Differences in Enum Serialization

Why does adding an enum parameter to an operation cause the proxy to explode into message contracts?

This was a question asking why the following perfectly ordinary operation contract caused svcutil.exe to spit out some really ugly code.

 [OperationContract]
void Foo(EnumType e);

Getting started debugging the problem was fairly easy because svcutil left a nice comment explaining what went wrong during code generation.

 // CODEGEN: Generating message contract since element name e from namespace tempuri.org/ is not marked nillable

This was a completely accurate statement because when I checked the schema for the operation, the operation parameter was not marked nillable. However, it didn't help at all to explain why this was happening.

 <xs:element name="Foo">
   <xs:complexType>
      <xs:sequence>
         <xs:element xmlns:q1="schemas.datacontract.org/2004/07/" minOccurs="0" name="e" type="q1:EnumType" />
      </xs:sequence>
   </xs:complexType>
</xs:element>

A brutal way to solve the problem would be to change the operation parameter from EnumType to EnumType? to force it to be nillable. Clearly though, something more fundamental was wrong because when I checked the schema for EnumType it was not what I expected.

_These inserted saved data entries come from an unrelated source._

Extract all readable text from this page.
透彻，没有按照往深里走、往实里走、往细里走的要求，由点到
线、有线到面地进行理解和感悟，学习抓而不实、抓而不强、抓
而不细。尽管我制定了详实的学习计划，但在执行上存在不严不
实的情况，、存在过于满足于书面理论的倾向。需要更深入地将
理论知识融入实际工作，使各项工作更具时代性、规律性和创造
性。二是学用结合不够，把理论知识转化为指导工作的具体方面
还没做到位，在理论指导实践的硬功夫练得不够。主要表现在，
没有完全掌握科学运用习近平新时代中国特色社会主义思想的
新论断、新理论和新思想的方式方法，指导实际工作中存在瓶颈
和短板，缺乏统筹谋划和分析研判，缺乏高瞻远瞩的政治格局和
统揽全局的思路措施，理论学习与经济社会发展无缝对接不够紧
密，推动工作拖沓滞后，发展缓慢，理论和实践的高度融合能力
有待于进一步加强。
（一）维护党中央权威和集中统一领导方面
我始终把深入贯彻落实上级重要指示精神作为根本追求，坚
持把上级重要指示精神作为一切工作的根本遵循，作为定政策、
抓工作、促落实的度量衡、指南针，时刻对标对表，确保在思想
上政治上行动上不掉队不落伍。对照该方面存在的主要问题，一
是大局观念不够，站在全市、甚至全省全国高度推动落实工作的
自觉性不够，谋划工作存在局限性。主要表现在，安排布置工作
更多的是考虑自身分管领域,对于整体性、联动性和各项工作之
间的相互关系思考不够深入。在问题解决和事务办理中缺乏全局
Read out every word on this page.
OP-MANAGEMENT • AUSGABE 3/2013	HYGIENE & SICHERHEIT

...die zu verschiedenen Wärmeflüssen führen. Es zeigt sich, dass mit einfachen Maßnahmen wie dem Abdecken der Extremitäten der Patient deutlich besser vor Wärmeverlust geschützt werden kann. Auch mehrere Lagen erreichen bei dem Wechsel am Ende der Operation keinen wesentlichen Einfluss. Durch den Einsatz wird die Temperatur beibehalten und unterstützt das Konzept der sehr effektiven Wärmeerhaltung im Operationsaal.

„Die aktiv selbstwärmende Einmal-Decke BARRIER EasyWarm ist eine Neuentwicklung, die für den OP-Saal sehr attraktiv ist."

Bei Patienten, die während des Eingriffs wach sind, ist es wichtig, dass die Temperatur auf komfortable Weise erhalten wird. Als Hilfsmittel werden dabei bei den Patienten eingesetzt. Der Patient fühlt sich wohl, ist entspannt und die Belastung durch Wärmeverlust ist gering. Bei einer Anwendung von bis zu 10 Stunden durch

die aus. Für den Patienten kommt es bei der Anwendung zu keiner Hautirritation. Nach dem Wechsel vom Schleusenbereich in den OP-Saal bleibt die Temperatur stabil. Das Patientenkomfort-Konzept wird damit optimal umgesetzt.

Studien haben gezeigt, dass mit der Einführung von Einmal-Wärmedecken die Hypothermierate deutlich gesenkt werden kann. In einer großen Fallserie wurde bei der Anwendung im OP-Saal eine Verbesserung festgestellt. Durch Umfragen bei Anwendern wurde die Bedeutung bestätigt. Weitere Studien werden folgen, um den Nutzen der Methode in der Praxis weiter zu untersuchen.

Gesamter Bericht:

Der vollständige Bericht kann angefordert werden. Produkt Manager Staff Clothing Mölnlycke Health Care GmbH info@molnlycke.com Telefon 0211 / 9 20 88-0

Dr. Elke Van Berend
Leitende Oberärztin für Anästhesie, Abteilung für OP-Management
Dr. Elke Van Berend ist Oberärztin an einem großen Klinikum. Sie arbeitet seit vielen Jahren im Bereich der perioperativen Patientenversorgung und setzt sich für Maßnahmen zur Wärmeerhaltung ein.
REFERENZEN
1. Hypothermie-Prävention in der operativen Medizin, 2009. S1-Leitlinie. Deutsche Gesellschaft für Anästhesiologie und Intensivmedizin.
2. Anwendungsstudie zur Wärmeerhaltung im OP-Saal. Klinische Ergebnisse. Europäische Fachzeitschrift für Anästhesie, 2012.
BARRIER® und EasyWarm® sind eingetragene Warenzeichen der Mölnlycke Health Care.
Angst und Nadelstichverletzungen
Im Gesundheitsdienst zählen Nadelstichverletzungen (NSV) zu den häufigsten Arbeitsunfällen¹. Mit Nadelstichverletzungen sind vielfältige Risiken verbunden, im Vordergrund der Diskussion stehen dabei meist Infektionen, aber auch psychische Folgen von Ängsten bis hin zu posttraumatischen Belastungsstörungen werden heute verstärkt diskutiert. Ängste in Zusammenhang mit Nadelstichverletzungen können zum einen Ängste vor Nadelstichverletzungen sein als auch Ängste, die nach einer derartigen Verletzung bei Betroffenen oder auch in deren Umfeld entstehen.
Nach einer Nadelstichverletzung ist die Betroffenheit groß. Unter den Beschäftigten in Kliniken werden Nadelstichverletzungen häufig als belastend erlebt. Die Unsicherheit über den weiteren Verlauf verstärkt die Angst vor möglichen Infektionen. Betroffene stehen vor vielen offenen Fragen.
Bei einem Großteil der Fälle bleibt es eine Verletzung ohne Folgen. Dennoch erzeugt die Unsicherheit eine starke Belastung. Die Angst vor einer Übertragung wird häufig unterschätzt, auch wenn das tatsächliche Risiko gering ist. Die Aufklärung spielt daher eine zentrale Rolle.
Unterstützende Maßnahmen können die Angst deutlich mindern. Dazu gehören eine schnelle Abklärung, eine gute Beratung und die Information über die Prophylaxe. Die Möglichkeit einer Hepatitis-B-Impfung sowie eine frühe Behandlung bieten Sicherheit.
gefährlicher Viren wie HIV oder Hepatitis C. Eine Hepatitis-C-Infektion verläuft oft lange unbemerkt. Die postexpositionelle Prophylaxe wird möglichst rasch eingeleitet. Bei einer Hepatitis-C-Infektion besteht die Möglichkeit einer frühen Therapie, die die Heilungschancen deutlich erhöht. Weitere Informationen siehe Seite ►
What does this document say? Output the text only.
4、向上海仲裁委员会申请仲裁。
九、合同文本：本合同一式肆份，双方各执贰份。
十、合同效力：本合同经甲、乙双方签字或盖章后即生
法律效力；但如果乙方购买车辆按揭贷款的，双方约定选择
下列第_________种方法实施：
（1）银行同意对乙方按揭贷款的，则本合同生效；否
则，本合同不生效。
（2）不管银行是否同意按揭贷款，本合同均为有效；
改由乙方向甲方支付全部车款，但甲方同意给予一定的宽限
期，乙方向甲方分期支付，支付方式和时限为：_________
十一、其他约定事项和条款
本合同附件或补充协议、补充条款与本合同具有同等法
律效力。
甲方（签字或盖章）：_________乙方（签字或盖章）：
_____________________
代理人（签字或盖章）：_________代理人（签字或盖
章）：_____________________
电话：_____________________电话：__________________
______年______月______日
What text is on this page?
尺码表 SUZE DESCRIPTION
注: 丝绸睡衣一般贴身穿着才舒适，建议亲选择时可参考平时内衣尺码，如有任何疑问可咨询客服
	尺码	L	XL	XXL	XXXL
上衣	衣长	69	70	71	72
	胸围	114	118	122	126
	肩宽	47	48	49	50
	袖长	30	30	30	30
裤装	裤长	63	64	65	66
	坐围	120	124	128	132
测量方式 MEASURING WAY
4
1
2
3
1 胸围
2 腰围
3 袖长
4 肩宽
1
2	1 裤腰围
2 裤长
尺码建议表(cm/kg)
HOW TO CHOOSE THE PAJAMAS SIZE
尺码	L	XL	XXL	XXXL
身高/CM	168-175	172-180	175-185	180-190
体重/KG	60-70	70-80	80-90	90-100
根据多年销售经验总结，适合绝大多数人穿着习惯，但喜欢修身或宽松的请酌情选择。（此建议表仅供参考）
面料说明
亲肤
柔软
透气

 <xs:simpleType name="EnumType">
   <xs:restriction base="xs:string" />
</xs:simpleType>

The error wasn't that EnumType was passed as a string (it's relatively common to represent an enumeration using the names of the values), but that the type didn't actually define any values at all. I would have expected to see under the restriction a list of enumeration values for this type. This was also apparent in the generated proxy. The proxy was using raw strings rather than a nice enumerated type because the restriction had no values defined.

The problem was solved by looking at the definition of EnumType.

 [DataContract]
public enum EnumType { ValueOne, ValueTwo }

By applying a DataContract attribute, the default serialization contract for the enum was replaced by a contract that didn't include any of the values as members. The default contract would have included all of the values. Specifying a DataContract attribute is only needed when customizing the serialization contract, such as when you only want to expose a subset of the enumeration values. Removing the spurious DataContract attribute fixed the schema problems and allowed svcutil to generate proxies with a nice enumeration type.